Julia had been married for seven years when she decided being a single parent would be better than staying married. Being an over-achiever, Julia had tried her hardest to keep all the “rules” her husband set out but there was no way she could and ultimately she didn’t feel very good about herself. Julia knew that needed to change. She knew she needed to rebuild her self-esteem and almost as soon as her husband moved out, she started looking to go back to work. Here’s Julia:
I had been teaching for four years before my children were born but had been a stay-at-home for a couple of years when my husband left. I didn’t think I was going to go back but I wanted to feel better about myself so I just checked the local school district website, and there was an opening.

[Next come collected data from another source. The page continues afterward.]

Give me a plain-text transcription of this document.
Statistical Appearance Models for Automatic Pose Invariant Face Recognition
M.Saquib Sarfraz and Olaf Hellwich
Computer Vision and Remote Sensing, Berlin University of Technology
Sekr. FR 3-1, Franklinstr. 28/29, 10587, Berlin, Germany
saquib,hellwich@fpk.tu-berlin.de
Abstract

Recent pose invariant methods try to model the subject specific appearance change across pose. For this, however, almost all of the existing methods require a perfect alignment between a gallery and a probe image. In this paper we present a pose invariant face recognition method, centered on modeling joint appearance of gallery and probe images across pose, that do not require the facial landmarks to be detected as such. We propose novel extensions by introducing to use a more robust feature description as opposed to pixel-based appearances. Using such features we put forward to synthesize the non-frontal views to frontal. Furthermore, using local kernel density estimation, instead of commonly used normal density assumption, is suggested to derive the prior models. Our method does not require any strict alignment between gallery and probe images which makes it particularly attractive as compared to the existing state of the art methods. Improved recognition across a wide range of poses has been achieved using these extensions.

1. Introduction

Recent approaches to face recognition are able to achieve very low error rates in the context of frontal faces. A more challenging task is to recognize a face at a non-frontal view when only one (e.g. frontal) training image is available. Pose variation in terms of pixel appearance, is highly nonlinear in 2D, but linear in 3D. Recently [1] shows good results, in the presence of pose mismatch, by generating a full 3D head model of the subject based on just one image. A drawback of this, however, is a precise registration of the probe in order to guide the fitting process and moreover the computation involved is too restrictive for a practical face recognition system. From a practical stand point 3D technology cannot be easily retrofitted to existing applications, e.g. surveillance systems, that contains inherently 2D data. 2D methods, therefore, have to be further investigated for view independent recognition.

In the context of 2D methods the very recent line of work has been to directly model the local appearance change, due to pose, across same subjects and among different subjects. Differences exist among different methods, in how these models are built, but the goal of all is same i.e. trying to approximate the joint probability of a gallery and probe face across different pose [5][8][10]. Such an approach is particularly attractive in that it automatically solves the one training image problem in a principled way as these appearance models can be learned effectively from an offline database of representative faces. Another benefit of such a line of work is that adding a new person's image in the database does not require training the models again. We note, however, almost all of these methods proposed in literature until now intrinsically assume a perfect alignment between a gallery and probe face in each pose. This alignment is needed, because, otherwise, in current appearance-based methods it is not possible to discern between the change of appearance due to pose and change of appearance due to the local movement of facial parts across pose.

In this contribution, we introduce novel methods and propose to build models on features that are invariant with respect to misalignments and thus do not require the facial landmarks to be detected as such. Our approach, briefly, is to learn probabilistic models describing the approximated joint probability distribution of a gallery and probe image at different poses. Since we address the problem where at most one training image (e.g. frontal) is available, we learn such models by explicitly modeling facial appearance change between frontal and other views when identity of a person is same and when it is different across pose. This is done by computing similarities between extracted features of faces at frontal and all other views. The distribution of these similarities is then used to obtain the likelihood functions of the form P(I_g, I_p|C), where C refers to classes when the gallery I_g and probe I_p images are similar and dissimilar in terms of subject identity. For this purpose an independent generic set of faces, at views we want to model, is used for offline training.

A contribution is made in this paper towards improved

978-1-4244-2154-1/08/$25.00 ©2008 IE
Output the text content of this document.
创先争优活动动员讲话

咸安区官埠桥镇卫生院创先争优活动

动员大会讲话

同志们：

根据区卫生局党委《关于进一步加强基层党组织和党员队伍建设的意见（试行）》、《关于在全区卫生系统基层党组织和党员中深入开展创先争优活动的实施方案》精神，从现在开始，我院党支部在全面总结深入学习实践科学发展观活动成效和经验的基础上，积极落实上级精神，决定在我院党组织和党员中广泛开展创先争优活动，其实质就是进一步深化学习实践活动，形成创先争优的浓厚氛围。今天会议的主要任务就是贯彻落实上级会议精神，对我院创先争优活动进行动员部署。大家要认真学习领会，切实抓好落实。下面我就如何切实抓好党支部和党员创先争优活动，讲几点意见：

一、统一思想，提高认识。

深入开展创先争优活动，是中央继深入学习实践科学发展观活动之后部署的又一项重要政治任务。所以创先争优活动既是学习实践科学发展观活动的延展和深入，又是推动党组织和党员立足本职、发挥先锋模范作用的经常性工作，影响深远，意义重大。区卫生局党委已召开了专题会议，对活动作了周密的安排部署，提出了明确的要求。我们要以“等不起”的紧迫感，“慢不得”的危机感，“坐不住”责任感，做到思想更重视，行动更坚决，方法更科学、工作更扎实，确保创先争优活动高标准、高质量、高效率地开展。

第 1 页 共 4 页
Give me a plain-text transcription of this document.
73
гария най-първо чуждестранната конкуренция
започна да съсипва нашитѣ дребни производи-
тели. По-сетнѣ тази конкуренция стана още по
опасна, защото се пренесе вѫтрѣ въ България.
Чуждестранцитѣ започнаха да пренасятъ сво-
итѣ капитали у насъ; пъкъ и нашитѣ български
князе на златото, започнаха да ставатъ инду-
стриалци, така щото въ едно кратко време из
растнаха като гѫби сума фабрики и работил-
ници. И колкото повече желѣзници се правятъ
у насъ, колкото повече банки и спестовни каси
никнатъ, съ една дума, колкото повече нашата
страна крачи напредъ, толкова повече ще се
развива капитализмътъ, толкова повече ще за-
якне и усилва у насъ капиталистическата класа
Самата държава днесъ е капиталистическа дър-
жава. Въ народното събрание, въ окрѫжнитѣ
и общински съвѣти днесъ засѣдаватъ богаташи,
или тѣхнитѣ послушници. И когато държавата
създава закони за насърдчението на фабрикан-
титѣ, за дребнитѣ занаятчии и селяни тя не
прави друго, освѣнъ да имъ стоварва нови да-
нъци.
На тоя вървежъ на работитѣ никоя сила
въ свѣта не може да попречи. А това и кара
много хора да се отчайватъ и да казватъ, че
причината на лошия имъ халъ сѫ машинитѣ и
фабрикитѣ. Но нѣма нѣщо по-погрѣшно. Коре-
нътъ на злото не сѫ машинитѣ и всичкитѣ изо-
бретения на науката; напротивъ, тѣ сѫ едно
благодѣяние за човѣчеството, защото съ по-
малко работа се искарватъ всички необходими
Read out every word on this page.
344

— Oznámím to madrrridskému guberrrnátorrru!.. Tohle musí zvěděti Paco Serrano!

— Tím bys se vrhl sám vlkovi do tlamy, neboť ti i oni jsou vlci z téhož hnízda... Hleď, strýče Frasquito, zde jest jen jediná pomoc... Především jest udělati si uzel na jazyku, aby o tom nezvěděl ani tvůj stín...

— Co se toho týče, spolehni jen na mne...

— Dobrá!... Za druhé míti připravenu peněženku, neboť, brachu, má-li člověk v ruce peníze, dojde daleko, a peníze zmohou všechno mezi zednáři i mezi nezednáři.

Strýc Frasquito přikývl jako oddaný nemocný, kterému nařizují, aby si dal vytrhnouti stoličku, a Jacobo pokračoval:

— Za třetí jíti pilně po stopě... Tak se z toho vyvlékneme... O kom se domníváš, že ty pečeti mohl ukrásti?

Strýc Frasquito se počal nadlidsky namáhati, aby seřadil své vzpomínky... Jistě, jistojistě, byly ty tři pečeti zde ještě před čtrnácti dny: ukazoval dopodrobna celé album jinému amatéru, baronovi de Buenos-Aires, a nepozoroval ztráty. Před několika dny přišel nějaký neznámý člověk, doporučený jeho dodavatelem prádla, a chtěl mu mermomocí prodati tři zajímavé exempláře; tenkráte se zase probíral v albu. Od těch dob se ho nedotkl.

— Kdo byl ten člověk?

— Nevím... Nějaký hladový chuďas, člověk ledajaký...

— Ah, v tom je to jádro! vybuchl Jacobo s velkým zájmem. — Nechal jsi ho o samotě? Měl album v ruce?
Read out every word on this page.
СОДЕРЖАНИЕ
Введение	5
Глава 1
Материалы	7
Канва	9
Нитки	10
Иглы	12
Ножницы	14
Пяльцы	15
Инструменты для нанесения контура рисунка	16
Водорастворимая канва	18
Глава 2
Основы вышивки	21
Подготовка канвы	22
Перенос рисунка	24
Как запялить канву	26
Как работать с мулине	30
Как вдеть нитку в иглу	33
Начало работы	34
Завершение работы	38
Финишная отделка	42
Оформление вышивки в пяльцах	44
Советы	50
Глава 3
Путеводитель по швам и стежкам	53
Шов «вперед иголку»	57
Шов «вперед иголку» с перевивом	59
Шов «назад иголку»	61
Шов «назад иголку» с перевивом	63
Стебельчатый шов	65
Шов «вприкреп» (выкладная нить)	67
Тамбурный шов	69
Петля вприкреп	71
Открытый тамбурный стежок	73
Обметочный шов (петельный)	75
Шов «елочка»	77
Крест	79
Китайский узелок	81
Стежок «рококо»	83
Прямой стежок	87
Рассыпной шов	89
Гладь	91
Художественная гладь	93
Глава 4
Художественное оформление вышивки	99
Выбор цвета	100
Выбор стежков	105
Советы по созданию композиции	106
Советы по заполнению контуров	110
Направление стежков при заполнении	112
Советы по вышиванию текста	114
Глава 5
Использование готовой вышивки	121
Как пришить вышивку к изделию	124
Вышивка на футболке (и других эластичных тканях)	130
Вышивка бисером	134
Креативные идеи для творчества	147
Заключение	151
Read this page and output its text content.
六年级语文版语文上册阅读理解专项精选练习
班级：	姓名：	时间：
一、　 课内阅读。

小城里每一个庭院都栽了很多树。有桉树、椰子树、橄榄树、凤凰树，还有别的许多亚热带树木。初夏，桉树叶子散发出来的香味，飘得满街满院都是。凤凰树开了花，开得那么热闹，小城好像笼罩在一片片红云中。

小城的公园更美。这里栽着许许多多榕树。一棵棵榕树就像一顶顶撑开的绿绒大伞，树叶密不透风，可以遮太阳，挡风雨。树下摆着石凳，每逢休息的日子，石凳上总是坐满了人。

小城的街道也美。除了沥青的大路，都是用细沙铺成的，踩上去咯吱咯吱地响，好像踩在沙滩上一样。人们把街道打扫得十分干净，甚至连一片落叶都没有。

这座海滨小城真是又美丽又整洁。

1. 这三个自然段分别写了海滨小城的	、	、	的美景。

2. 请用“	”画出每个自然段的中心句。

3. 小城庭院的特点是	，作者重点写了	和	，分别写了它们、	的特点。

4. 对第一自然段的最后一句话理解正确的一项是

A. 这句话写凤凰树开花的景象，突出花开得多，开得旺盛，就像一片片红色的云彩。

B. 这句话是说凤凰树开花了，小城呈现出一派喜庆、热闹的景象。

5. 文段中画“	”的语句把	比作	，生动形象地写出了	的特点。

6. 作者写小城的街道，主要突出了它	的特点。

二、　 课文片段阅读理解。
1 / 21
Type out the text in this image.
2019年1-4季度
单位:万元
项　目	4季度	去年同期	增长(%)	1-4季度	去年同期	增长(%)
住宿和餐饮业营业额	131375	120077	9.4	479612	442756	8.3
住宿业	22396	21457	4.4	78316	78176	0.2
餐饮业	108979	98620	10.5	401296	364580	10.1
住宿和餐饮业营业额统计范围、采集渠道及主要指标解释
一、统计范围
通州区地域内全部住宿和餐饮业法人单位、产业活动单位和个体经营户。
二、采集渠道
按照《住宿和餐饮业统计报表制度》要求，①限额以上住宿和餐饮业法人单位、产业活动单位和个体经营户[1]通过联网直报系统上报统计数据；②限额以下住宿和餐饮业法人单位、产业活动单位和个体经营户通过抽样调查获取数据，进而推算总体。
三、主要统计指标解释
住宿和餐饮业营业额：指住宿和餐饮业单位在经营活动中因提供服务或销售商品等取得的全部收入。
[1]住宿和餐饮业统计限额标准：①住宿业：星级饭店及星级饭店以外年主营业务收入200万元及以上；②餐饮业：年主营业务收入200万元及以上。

It was October and when I interviewed, they kept asking me why I was still around. They thought they were going to get the dregs. Everybody gets hired in September and anyone who was still around probably wasn’t worth hiring.
I kind of lied and said that I hadn’t been interested in going back to work earlier, that I was staying home with my babies but that I had decided I’d really like to go back to teaching. I didn’t say anything about the divorce.
The position was teaching Kindergarten and their teacher had been killed in a road accident. So my whole life was falling apart and yet these kids desperately needed me and that felt so good. It was a really great fit because I fed off the kids. They made me feel proud of myself and they made me feel I could do something well. And they just needed love, and I needed love.
I had spent so much time feeling I wasn’t good at anything and I knew it would help my kids in the long run if mom was going to be okay. However, I didn’t want to work at Target or anything like that. I wanted it to be on my terms and it’s rare you can get a job in the middle of the school year. It was like it was meant to be because it was at the right time, the right place and now I’ve been here for ten years.
The Divorce Coach Says
I think they call it serendipity – the perfect opportunity comes up just at the exact time you’re looking and I can’t imagine a more perfect opportunity for Julia. It was a great way to rebuild her self-esteem. My heart goes out to the Kindergartners – can you imagine, they’ve been in school for five or six weeks and all settled with their teacher when she’s killed and gone in an instant? How does a child comprehend that? What they needed more than anything was love and kindness and it sounds like they repaid Julia tenfold with love that helped to rebuild her self-esteem.
She was also smart to recognize that if her children were going to be OK, she needed to be OK first … it’s the airplane oxygen mask analogy. You have to take care of yourself before you can take care of yourself and I think as moms, we fall into the reverse pattern early and often.
What are you doing to take care of yourself? What helped you to rebuild your self-esteem?